So anyone working in the business community has been put on a team in one way or another. Some people love working in a team environment, while others feel they excel on their own. For those who loathe teamwork, why do leaders continue to push the team concept onto them?
Because it works.
Teams have increased in importance in recent years, to all phases of organizational life. Don’t just take our word for it, the legendary Michael Jordan once said, “Talent wins games, but teamwork and intelligence wins championships.” Michael Jordan may have some issues with his Charlotte Bobcats but he’s right on the money with that statement.
There’s a ton of jargon thrown around the business community and it may seem like the concept of teamwork is just another empty business term. But in reality, teamwork is important because everyone has strengths and weaknesses; there is no ‘flawless’ employee. In a team environment, the workers bring a variety of skill sets and when they come together to collaborate and work as a cohesive unit, they can produce extraordinary results.
Well, that’s a perfect world. Unfortunately, the work environment is far from perfect and teams don’t just fit and work together naturally. Like many other aspects of an organization’s culture, it begins with the manager.

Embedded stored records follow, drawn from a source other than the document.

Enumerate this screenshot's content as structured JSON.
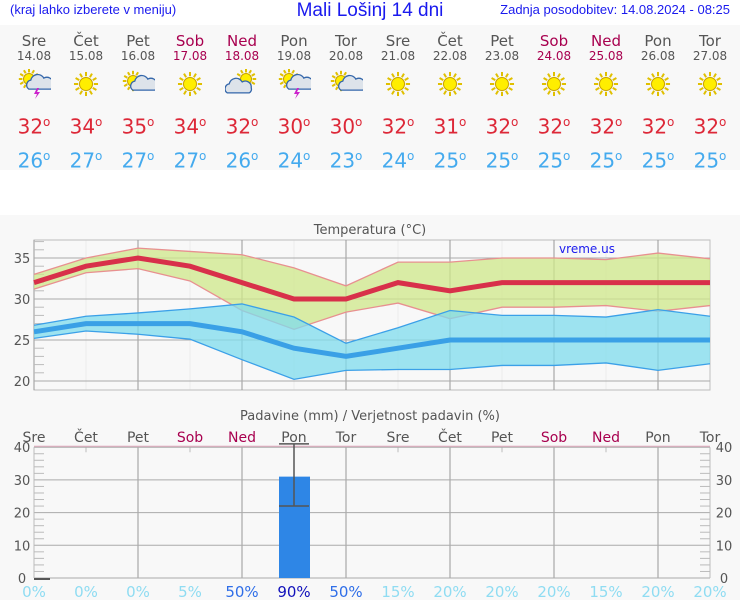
{
  "header": {
    "hint": "(kraj lahko izberete v meniju)",
    "title": "Mali Lošinj 14 dni",
    "updated": "Zadnja posodobitev: 14.08.2024 - 08:25"
  },
  "days": [
    {
      "name": "Sre",
      "date": "14.08",
      "weekend": false,
      "icon": "sun-cloud-storm-icon",
      "max": "32",
      "min": "26"
    },
    {
      "name": "Čet",
      "date": "15.08",
      "weekend": false,
      "icon": "sun-icon",
      "max": "34",
      "min": "27"
    },
    {
      "name": "Pet",
      "date": "16.08",
      "weekend": false,
      "icon": "sun-cloud-icon",
      "max": "35",
      "min": "27"
    },
    {
      "name": "Sob",
      "date": "17.08",
      "weekend": true,
      "icon": "sun-icon",
      "max": "34",
      "min": "27"
    },
    {
      "name": "Ned",
      "date": "18.08",
      "weekend": true,
      "icon": "cloud-sun-icon",
      "max": "32",
      "min": "26"
    },
    {
      "name": "Pon",
      "date": "19.08",
      "weekend": false,
      "icon": "sun-cloud-storm-icon",
      "max": "30",
      "min": "24"
    },
    {
      "name": "Tor",
      "date": "20.08",
      "weekend": false,
      "icon": "sun-cloud-icon",
      "max": "30",
      "min": "23"
    },
    {
      "name": "Sre",
      "date": "21.08",
      "weekend": false,
      "icon": "sun-icon",
      "max": "32",
      "min": "24"
    },
    {
      "name": "Čet",
      "date": "22.08",
      "weekend": false,
      "icon": "sun-icon",
      "max": "31",
      "min": "25"
    },
    {
      "name": "Pet",
      "date": "23.08",
      "weekend": false,
      "icon": "sun-icon",
      "max": "32",
      "min": "25"
    },
    {
      "name": "Sob",
      "date": "24.08",
      "weekend": true,
      "icon": "sun-icon",
      "max": "32",
      "min": "25"
    },
    {
      "name": "Ned",
      "date": "25.08",
      "weekend": true,
      "icon": "sun-icon",
      "max": "32",
      "min": "25"
    },
    {
      "name": "Pon",
      "date": "26.08",
      "weekend": false,
      "icon": "sun-icon",
      "max": "32",
      "min": "25"
    },
    {
      "name": "Tor",
      "date": "27.08",
      "weekend": false,
      "icon": "sun-icon",
      "max": "32",
      "min": "25"
    }
  ],
  "degree_symbol": "o",
  "colors": {
    "max": "#dd2838",
    "min": "#44aaee",
    "weekend": "#a8004f",
    "bar": "#2e86e6"
  },
  "chart_data": [
    {
      "type": "area",
      "title": "Temperatura (°C)",
      "watermark": "vreme.us",
      "ylim": [
        19,
        37.5
      ],
      "yticks": [
        20,
        25,
        30,
        35
      ],
      "grid": true,
      "series": [
        {
          "role": "max",
          "values": [
            32,
            34,
            35,
            34,
            32,
            30,
            30,
            32,
            31,
            32,
            32,
            32,
            32,
            32
          ]
        },
        {
          "role": "max-range-high",
          "values": [
            33,
            35,
            36.2,
            35.8,
            35.4,
            33.8,
            31.6,
            34.5,
            34.5,
            35,
            35,
            34.8,
            35.6,
            34.9
          ]
        },
        {
          "role": "max-range-low",
          "values": [
            31.2,
            33.2,
            33.7,
            32.2,
            28.6,
            26.3,
            28.4,
            29.5,
            27.6,
            29,
            29,
            29.2,
            28.5,
            29.2
          ]
        },
        {
          "role": "min",
          "values": [
            26,
            27,
            27,
            27,
            26,
            24,
            23,
            24,
            25,
            25,
            25,
            25,
            25,
            25
          ]
        },
        {
          "role": "min-range-high",
          "values": [
            26.8,
            27.9,
            28.3,
            28.8,
            29.4,
            27.8,
            24.6,
            26.5,
            28.6,
            28,
            28,
            27.8,
            28.7,
            27.9
          ]
        },
        {
          "role": "min-range-low",
          "values": [
            25.2,
            26.1,
            25.7,
            25.1,
            22.6,
            20.2,
            21.3,
            21.4,
            21.4,
            21.9,
            21.9,
            22.2,
            21.3,
            22.1
          ]
        }
      ]
    },
    {
      "type": "bar",
      "title": "Padavine (mm) / Verjetnost padavin (%)",
      "ylim": [
        0,
        40
      ],
      "yticks": [
        0,
        10,
        20,
        30,
        40
      ],
      "categories": [
        "Sre",
        "Čet",
        "Pet",
        "Sob",
        "Ned",
        "Pon",
        "Tor",
        "Sre",
        "Čet",
        "Pet",
        "Sob",
        "Ned",
        "Pon",
        "Tor"
      ],
      "values": [
        0,
        0,
        0,
        0,
        0,
        31,
        0,
        0,
        0,
        0,
        0,
        0,
        0,
        0
      ],
      "error": [
        null,
        null,
        null,
        null,
        null,
        [
          22,
          41
        ],
        null,
        null,
        null,
        null,
        null,
        null,
        null,
        null
      ],
      "probability": [
        "0%",
        "0%",
        "0%",
        "5%",
        "50%",
        "90%",
        "50%",
        "15%",
        "20%",
        "20%",
        "20%",
        "15%",
        "20%",
        "20%"
      ]
    }
  ]
}
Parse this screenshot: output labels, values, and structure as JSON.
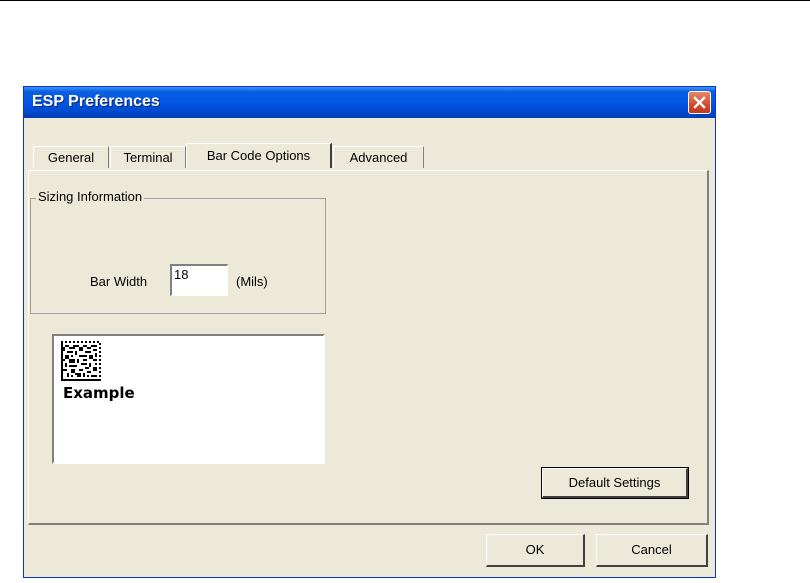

Do you facilitate a team atmosphere where all members feel comfortable offering ideas? If the answer is no, you may not be adequately encouraging cooperation, teamwork, and commitment to the work group.
Unless your work group is comprised of highly individualized, highly technical sole contributors whose efforts are not enhanced by teaming and cooperating with others, you probably need to work on increasing your own appreciation for the positive impact that teamwork and cooperation can have on work efforts.
Once you establish a mutual sense of purpose and set realistic goals that will truly make a difference, you may get even the most fiercely independent worker to embrace the team concept. But you have to first plant the seeds to grow your team.
Here are some tips to keep in mind:
Allow staff meetings to be team-building sessions, with open brainstorming and problem solving.
Encourage the team to take responsibility for its performance. If you take responsibility, the team delegates both initiative and risk-taking upward to you. You lose their creative input, initiative and problem solving, and ultimately, their greater involvement.
Ask your team members for their input and their different approaches to reach a goal that may have been set by someone outside the team. Use a variety of ways to reach consensus: discussion/persuasion, majority rule, or predicted outcomes and consequences of recommended actions.
If you want to encourage teamwork, recognize the team for its successes. Make it clear that active involvement is a valued and a necessary component for a functioning team. Publicly reward whatever team player activities are observed.
Role model respect for individual and cultural differences, and insist that all team members show the same respect for each other. Challenge formal and informal organizational policies, practices, and expectations that negatively impact some groups.
Teamwork will always be important to businesses. Bottom line. You just have to put in the time and effort to make your team play nice together.